Reputation: 169
I am running a Linear Regression (using Gradience Descent Analysis / GDA) using imported data from a .csv file (data_axis
and data
are exported dates and stock market prices respectively.) The code below returns [nan nan nan nan nan nan]
as the theta value. The square error also returns nan
.
Error messages: 'overflow encountered in multiply', 'invalid value encountered in add'
import numpy as np
Xdata = np.array(data_axis)
Xdata = Xdata.reshape(-1,2)
print(Xdata.shape)
Ydata = np.array(data[0:783])
Ydata = Ydata[::-1]
print(Ydata.shape)
def phi(x):
return np.array([1,x[0],x[1],x[0]*x[0],x[1]*x[0],x[1]*x[1]])
def gda(X, Y):
n= len(X)
theta= np.zeros(len(X[0]))
alpha= 0.5
iterations = 1000
for j in range(iterations):
for i in range(len(X)):
theta += alpha*(Y[i] - np.dot(theta,X[i]))*X[i]/n
return theta
def linear_regression_with_features(X, Y, phi):
phi_X = np.array([ phi(x) for x in X])
return gda(phi_X,Y)
theta = linear_regression_with_features(Xdata, Ydata, phi)
def h(theta, x):
return np.dot(theta,phi(x))
error = np.array([Ydata[i]-h(theta,Xdata[i]) for i in range(len(Xdata))])
s_error = np.dot(error,error)
print('theta= ', theta)
print('square error= ', s_error)
plt.plot(Xdata,Ydata,'co')
plt.plot(h(theta,Xdata),'r-')
The code does successfully return and plot a linear regression for randomly generated inputs Xdata = np.random.rand(783,2)

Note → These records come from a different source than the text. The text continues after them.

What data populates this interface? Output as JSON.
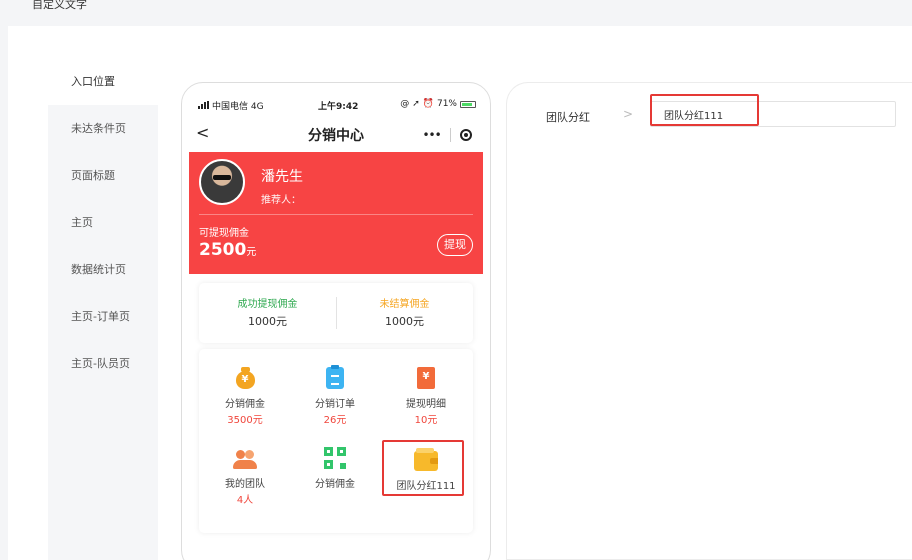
{
  "page": {
    "title": "自定义文字"
  },
  "side_menu": {
    "items": [
      {
        "label": "入口位置",
        "active": true
      },
      {
        "label": "未达条件页",
        "active": false
      },
      {
        "label": "页面标题",
        "active": false
      },
      {
        "label": "主页",
        "active": false
      },
      {
        "label": "数据统计页",
        "active": false
      },
      {
        "label": "主页-订单页",
        "active": false
      },
      {
        "label": "主页-队员页",
        "active": false
      }
    ]
  },
  "phone": {
    "status_bar": {
      "carrier": "中国电信",
      "network": "4G",
      "time": "上午9:42",
      "battery": "71%"
    },
    "nav": {
      "title": "分销中心"
    },
    "banner": {
      "user_name": "潘先生",
      "referrer_label": "推荐人：",
      "withdrawable_label": "可提现佣金",
      "amount": "2500",
      "amount_unit": "元",
      "withdraw_label": "提现",
      "color": "#f74444"
    },
    "stats": [
      {
        "label": "成功提现佣金",
        "value": "1000元",
        "color": "#2ea84f"
      },
      {
        "label": "未结算佣金",
        "value": "1000元",
        "color": "#f5a623"
      }
    ],
    "grid": [
      {
        "label": "分销佣金",
        "sub": "3500元",
        "icon": "money-bag-icon"
      },
      {
        "label": "分销订单",
        "sub": "26元",
        "icon": "clipboard-icon"
      },
      {
        "label": "提现明细",
        "sub": "10元",
        "icon": "receipt-icon"
      },
      {
        "label": "我的团队",
        "sub": "4人",
        "icon": "team-icon"
      },
      {
        "label": "分销佣金",
        "sub": "",
        "icon": "qr-icon"
      },
      {
        "label": "团队分红111",
        "sub": "",
        "icon": "wallet-icon"
      }
    ],
    "sub_color": "#f0463c"
  },
  "config": {
    "field_label": "团队分红",
    "field_value": "团队分红111",
    "highlight_color": "#e53935"
  }
}
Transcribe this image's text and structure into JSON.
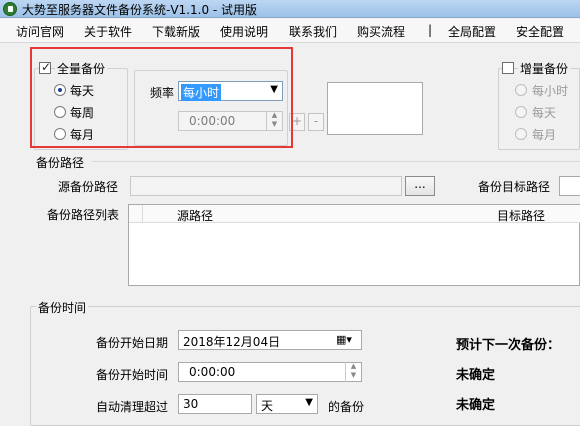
{
  "window": {
    "title": "大势至服务器文件备份系统-V1.1.0 - 试用版"
  },
  "menu": [
    "访问官网",
    "关于软件",
    "下载新版",
    "使用说明",
    "联系我们",
    "购买流程",
    "|",
    "全局配置",
    "安全配置"
  ],
  "full_backup": {
    "label": "全量备份",
    "options": [
      "每天",
      "每周",
      "每月"
    ],
    "selected": "每天",
    "frequency_label": "频率",
    "frequency_value": "每小时",
    "time_value": "0:00:00",
    "plus": "+",
    "minus": "-"
  },
  "incremental_backup": {
    "label": "增量备份",
    "options": [
      "每小时",
      "每天",
      "每月"
    ]
  },
  "backup_path": {
    "section_label": "备份路径",
    "source_label": "源备份路径",
    "browse_label": "...",
    "target_label": "备份目标路径",
    "list_label": "备份路径列表",
    "columns": [
      "源路径",
      "目标路径"
    ]
  },
  "backup_time": {
    "section_label": "备份时间",
    "start_date_label": "备份开始日期",
    "start_date_value": "2018年12月04日",
    "start_time_label": "备份开始时间",
    "start_time_value": "0:00:00",
    "cleanup_label": "自动清理超过",
    "cleanup_value": "30",
    "cleanup_unit": "天",
    "cleanup_suffix": "的备份",
    "next_backup_label": "预计下一次备份：",
    "next_backup_value": "未确定",
    "next_backup_value2": "未确定"
  }
}
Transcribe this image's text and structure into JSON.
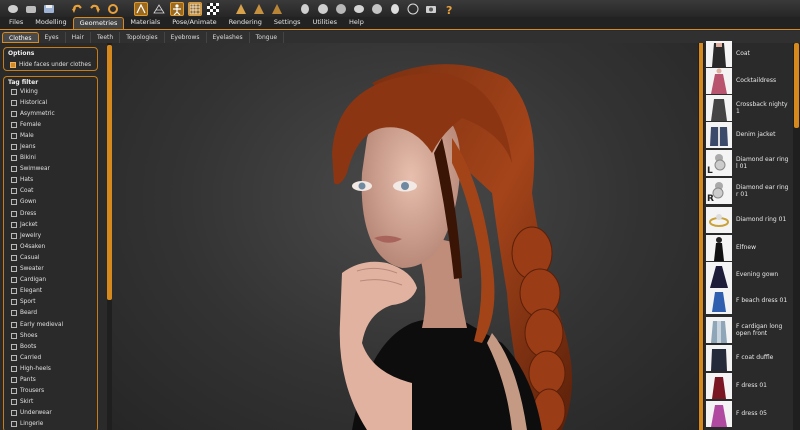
{
  "toolbar": {
    "icons": [
      "file-icon",
      "model-icon",
      "save-icon",
      "undo-icon",
      "redo-icon",
      "reset-icon",
      "smooth-icon",
      "wireframe-icon",
      "pose-icon",
      "grid-icon",
      "checker-icon",
      "front-view-icon",
      "side-view-icon",
      "top-view-icon",
      "sphere1-icon",
      "sphere2-icon",
      "sphere3-icon",
      "sphere4-icon",
      "sphere5-icon",
      "sphere6-icon",
      "circle-icon",
      "camera-icon",
      "help-icon"
    ]
  },
  "main_tabs": [
    "Files",
    "Modelling",
    "Geometries",
    "Materials",
    "Pose/Animate",
    "Rendering",
    "Settings",
    "Utilities",
    "Help"
  ],
  "main_active": "Geometries",
  "sub_tabs": [
    "Clothes",
    "Eyes",
    "Hair",
    "Teeth",
    "Topologies",
    "Eyebrows",
    "Eyelashes",
    "Tongue"
  ],
  "sub_active": "Clothes",
  "options": {
    "title": "Options",
    "hide_faces_label": "Hide faces under clothes",
    "hide_faces_checked": true
  },
  "tag_filter": {
    "title": "Tag filter",
    "tags": [
      "Viking",
      "Historical",
      "Asymmetric",
      "Female",
      "Male",
      "Jeans",
      "Bikini",
      "Swimwear",
      "Hats",
      "Coat",
      "Gown",
      "Dress",
      "Jacket",
      "Jewelry",
      "O4saken",
      "Casual",
      "Sweater",
      "Cardigan",
      "Elegant",
      "Sport",
      "Beard",
      "Early medieval",
      "Shoes",
      "Boots",
      "Carried",
      "High-heels",
      "Pants",
      "Trousers",
      "Skirt",
      "Underwear",
      "Lingerie"
    ]
  },
  "clothes_list": [
    {
      "label": "Coat",
      "thumb": "coat"
    },
    {
      "label": "Cocktaildress",
      "thumb": "dress-pink"
    },
    {
      "label": "Crossback nighty 1",
      "thumb": "nighty"
    },
    {
      "label": "Denim jacket",
      "thumb": "jacket"
    },
    {
      "label": "Diamond ear ring l 01",
      "thumb": "earring-l"
    },
    {
      "label": "Diamond ear ring r 01",
      "thumb": "earring-r"
    },
    {
      "label": "Diamond ring 01",
      "thumb": "ring"
    },
    {
      "label": "Elfnew",
      "thumb": "elf"
    },
    {
      "label": "Evening gown",
      "thumb": "gown"
    },
    {
      "label": "F beach dress 01",
      "thumb": "beach"
    },
    {
      "label": "F cardigan long open front",
      "thumb": "cardigan"
    },
    {
      "label": "F coat duffle",
      "thumb": "duffle"
    },
    {
      "label": "F dress 01",
      "thumb": "dress-red"
    },
    {
      "label": "F dress 05",
      "thumb": "dress-purple"
    }
  ],
  "earring_marks": {
    "left": "L",
    "right": "R"
  },
  "colors": {
    "accent": "#d88a1c",
    "panel": "#2a2a2a"
  }
}
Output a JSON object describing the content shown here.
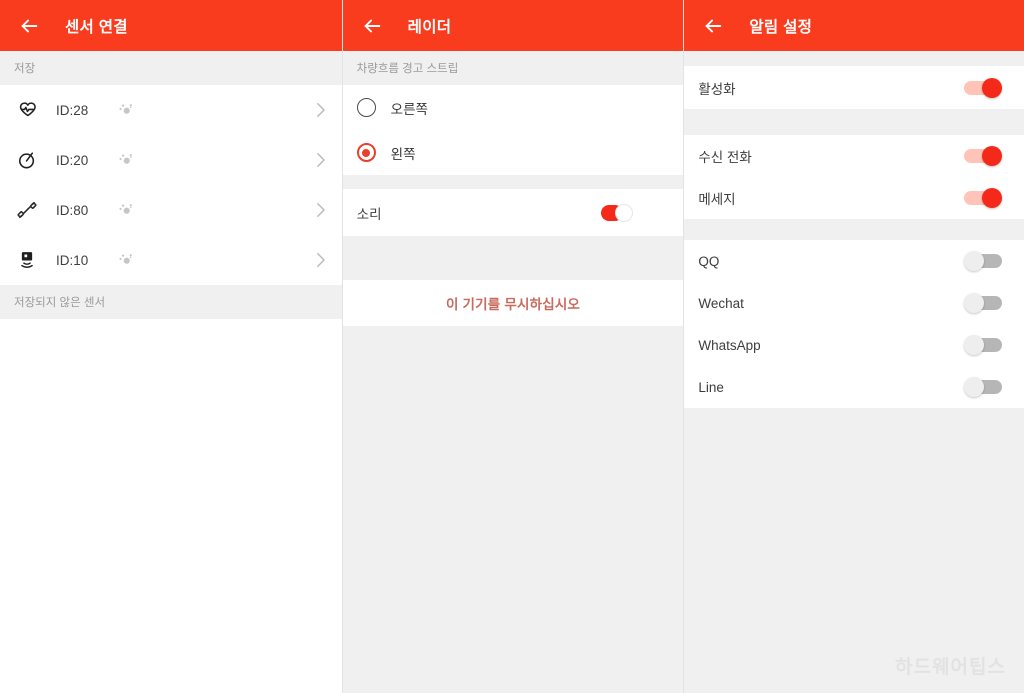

,Ydata = np.array([ 2-4*x[0]+3*x[1]+x[0]*x[0]+2*x[0]*x[1]-3*x[1]*x[1] for x in X])
.
I checked that there are no NaN values in the .csv file. I searched for the error message, and read that some Python & NumPy operations involving extremely small or extremely large numbers may output a NaN value as the result. Could this be my issue? Or is there something else which may be fixed?
Upvotes: 0
Views: 1292
Reputation: 169
I found the problem - it was a combination of very small values, very large values, and input matrices being the wrong shape. Here, X-axis input and Y-axis input had to be shapes (n,2) and (n,) respectively
Rounding did not help, but rearranging the data from scratch did.
Upvotes: 1